The key is a tuple of the elements I thought can uniquely identify a crash, at least to some practical extent, so crashes generated by the same bug will not be included more than once. It’s supposed to be opaque to the user of the class, so it can easily be changed to reflect different heuristics without breaking existing code.
A more flexible implementation would be to have a set of classes of key objects to choose from, each with a different heuristic, coded in the comparison operator. For now I’ll leave that for a future version, if the need ever arises.
So far this simple implementation using a tuple has worked well for me. But if you need something different, just derive from the Crash class and reimplement the key() method.
To disable detection completely, subclass Crash and return self at the key() method.
This is what I chose to include in the key and why:
Event code and exception code:
Wouldn’t make sense not to include them. :)
Program counter (EIP/RIP):
The same fault in different places of the code are most likely different bugs. However, different faults in the same place are not necessarily the same bug, so we can’t rely on this alone.
To avoid problems with DLL relocations, a label is used whenever possible.
Stack trace (EIP/RIP values only):
This heuristic is actually meant to detect different ways of triggering the same bug, rather than different bugs. But it’s also useful to detect heap overflows, since all of them will be triggered at the same set of EIPs (where the heap routines are located) but coming from different parent functions.
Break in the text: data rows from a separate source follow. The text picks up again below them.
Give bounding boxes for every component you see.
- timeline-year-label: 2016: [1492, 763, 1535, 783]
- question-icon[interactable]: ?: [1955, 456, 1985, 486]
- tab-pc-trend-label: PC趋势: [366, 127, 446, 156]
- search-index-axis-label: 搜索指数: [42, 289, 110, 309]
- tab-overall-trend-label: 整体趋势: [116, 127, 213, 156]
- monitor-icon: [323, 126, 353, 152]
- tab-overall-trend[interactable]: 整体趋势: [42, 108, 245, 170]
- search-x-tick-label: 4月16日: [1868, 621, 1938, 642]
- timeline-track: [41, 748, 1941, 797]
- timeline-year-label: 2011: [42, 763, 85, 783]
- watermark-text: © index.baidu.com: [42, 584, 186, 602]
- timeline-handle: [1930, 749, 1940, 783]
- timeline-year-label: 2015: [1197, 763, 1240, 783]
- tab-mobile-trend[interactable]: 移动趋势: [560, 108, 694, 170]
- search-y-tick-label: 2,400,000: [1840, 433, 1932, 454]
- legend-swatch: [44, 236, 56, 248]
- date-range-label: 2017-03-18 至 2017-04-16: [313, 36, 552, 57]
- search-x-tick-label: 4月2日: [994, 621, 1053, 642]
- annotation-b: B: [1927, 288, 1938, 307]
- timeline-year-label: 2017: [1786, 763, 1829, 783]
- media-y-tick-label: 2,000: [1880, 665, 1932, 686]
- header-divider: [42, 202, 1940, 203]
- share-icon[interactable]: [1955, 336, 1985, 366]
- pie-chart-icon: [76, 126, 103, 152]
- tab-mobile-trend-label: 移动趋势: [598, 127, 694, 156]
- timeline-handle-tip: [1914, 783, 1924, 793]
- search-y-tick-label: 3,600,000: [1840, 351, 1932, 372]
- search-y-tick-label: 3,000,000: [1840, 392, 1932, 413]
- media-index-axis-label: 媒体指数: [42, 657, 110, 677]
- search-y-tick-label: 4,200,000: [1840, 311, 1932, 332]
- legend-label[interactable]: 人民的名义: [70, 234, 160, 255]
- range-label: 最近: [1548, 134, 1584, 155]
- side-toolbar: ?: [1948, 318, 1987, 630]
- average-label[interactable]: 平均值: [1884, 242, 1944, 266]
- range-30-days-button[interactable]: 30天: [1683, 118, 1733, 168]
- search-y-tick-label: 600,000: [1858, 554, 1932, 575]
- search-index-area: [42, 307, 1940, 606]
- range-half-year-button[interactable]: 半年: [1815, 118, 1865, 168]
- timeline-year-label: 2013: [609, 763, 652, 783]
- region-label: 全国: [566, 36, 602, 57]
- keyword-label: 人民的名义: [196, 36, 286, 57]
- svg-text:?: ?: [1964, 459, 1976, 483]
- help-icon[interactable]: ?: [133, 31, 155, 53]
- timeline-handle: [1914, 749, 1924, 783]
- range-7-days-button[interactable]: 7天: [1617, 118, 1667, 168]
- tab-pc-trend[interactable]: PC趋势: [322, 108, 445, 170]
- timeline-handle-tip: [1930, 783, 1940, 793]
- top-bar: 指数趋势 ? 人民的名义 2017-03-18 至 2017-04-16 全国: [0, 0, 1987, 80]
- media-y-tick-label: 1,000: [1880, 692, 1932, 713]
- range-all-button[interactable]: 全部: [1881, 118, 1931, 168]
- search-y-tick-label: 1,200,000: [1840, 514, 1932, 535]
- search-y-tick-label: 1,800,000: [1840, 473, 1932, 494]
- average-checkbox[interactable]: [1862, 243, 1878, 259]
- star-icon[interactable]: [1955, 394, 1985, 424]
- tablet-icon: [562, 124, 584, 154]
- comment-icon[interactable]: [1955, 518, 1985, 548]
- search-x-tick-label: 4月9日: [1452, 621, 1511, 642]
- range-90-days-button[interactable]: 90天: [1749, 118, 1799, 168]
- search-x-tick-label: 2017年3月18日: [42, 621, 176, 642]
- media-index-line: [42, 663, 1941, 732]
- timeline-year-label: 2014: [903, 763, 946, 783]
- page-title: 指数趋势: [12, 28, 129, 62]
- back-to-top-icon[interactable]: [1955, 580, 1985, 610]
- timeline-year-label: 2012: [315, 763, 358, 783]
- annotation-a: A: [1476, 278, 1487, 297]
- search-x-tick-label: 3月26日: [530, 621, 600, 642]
To avoid problems with DLL relocations, labels are used whenever possible.
Debug string:
Different debug strings mean most likely different bugs. There’s a catch: if the debug string is generated from something else (like the value of some variable we don’t care about), this heuristic may fail and give us more crashes than we really wanted. This is the case for strings generated by heaps in debug mode, as they often include the heap chunk addresses. If this becomes a problem you can filter out the unwanted debug string events before passing them to the container.
This is what I chose NOT to include in the key and why:
Exception address:
Most exceptions caught are page faults, and in that case we’re more interested in the program counter, since a page fault is generally triggered by corrupting a pointer, and the corrupted value itself isn’t really useful to uniquely identifying the crash it produces.
Then again I still want to review this heuristic for each specific type of exception for the next version, to make sure it’s not getting too many false negatives. I didn’t give much thought for scenarios other than page faults when I thought about this one. :(
First chance or second chance:
Generally second chance exceptions are exactly the same as first chance exceptions, they simply mean the application didn’t handle them. Depending on the application you’re debugging you could be interested in logging either first chance or second chance exceptions only, but rarely both.
Process and thread IDs:
One might say, two processes could crash at the same address because of different bugs. But the problem is, the process and thread IDs are dependent on a particular execution of the target application, and we want to be able to compare crashes from multiple executions.
Stack contents and register values:
Both are most likely to contain garbage we’re not interested in, plus many values are dependent on a particular execution of the application.
By ignoring this we might be missing different ways to trigger the same bug, though.